MOHAMMAD ISMAIL’S WORK (https://www.facebook.com/mohammad.ismail.52)
Genç bir sanatçımızın 4 asistanı olduğu söylentisi dolaşıyor ortalıkta ve o genç sanatçı ise, takdim ettiği eserlerinin görsellerini yabancı filmlerindeki karelerden alarak, dijital çıkış alıyor ve de üzerine uyguladığı dokuyu da asistanlarına yaptırıyor. Kim alıyor bu eserleri, kim nasıl ne diyerek satıyor bilemiyoruz fakat, yabancı müzayede şirketlerince de pazarlandığını görüyoruz.
Andy Warhol zaten bir takım fotoğrafları serigrafi uygulayarak pop art kavramıyla sanat piyasasına sundu. Andy Warhol’dan sonra da belki yüzlerce sanatçı aynı kavramda farklı işler üretmeye başladılar ve bir gün pop artın pabucu dama atıldı (hala bizim ülkemizde devam etse bile). Warhol versiyonu sayılabilecek görsellerin üzerine doku koymakla üstün sanat mı yapılmış oluyor? Olsa olsa poster kıvamında bir takım işlerdir ortaya çıkanlar ve şişirildiği kadar da büyük paralar etmesi nedendir bilinmez.
Sanat piyasasını ellerinde tutan ve ceplerine para koymaktan başka bir şey düşünmeyen sanat tacirlerine göre her şişirilen balonun getirisi de fazla olmalıdır ki, bir yerde kolaycılık da sayılan bu sanat düzeninden sürekli para kazanılsın…
Düne kadar eserlerinin fiyatları yüz binlerle konuşulan bir kadın sanatçımızın bugünlerde 25 bine bile eser satamadığı söylentileri de dolaşıyor. Peki bu düşüşe sebep nedir? Elbette ki piyasada yapılan yanlışlar.
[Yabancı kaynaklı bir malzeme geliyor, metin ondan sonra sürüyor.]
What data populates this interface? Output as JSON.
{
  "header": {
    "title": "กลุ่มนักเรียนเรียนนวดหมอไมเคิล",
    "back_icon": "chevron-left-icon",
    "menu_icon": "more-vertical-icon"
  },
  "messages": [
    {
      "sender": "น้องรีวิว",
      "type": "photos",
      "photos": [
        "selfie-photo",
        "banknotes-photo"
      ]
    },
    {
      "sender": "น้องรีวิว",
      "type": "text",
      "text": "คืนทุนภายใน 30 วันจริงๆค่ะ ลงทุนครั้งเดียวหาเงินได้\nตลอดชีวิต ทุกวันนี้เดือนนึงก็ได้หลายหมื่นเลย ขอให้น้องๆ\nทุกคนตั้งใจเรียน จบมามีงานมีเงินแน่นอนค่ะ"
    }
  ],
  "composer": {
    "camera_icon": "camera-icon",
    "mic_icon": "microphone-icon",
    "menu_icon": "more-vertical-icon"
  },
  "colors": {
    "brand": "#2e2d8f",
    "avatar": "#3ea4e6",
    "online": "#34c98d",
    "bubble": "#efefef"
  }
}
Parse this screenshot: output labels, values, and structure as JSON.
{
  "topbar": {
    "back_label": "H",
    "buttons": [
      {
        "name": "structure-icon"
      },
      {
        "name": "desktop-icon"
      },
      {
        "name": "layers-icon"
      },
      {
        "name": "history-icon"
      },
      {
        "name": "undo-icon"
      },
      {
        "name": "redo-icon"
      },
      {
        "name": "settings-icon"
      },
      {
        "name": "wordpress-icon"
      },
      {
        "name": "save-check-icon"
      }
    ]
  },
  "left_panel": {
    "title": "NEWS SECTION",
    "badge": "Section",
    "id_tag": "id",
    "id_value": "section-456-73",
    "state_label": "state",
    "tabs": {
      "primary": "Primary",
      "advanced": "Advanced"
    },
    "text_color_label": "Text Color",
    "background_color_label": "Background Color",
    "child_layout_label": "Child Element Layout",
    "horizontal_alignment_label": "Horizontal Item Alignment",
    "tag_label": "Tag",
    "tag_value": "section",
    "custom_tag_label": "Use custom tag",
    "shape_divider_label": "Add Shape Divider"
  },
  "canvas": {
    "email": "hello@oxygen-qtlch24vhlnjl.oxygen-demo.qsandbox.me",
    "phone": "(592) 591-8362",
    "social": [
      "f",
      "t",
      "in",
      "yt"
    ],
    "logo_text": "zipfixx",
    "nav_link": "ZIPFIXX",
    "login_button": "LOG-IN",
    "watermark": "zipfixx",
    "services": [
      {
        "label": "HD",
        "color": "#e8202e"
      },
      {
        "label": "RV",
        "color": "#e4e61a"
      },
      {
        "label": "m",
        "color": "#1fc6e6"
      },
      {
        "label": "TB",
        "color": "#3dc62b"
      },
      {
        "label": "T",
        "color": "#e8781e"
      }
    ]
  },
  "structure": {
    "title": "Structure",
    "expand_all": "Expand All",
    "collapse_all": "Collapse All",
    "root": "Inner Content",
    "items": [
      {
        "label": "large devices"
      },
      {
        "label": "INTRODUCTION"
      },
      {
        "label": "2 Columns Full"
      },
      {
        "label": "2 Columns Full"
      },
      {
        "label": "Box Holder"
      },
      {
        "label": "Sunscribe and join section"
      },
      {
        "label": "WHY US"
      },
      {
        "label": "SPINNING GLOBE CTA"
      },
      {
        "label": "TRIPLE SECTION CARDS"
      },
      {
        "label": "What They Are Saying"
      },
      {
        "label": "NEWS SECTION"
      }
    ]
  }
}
Taşeron kullanarak sanat yapmak moda olmuş durumda. Örneğin ben bir başkasının sanatçı adına yaptığı esere, o sanatçının piyasada belirlenmiş fiyatını vermem. Akıllı koleksiyoncu da vermez çünkü gelecekte bunlar ayıklanacaktır. Hangi eserlerin sanatçı tarafından yapıldığı, hangilerinin yapılmadığı zaten bellidir ve bugünden deşifre olabildiğine göre, yarınlarda bunlar tekrar gündeme getirilebilecektir.
Burada akla şu soru da geliyor: acaba başkalarının yaptığı resimlere sanatçının imza atması ile sahte resim konusu bir arada tartışılabilir mi. Kimilerine göre getirilebilir, kimlerine göre ise o kadar önem verilecek bir şey değildir. Bir sanatçı isim olmuş ise önce kendi yaptıklarıyla isim olmuştur. Satmaya başladıktan sonra inşaat yaptırır gibi taşeron kullanması nasıl bir şeydir anlayamıyoruz… Birisi çıkıp ta bunun mantığını ortaya koyabilir mi acaba.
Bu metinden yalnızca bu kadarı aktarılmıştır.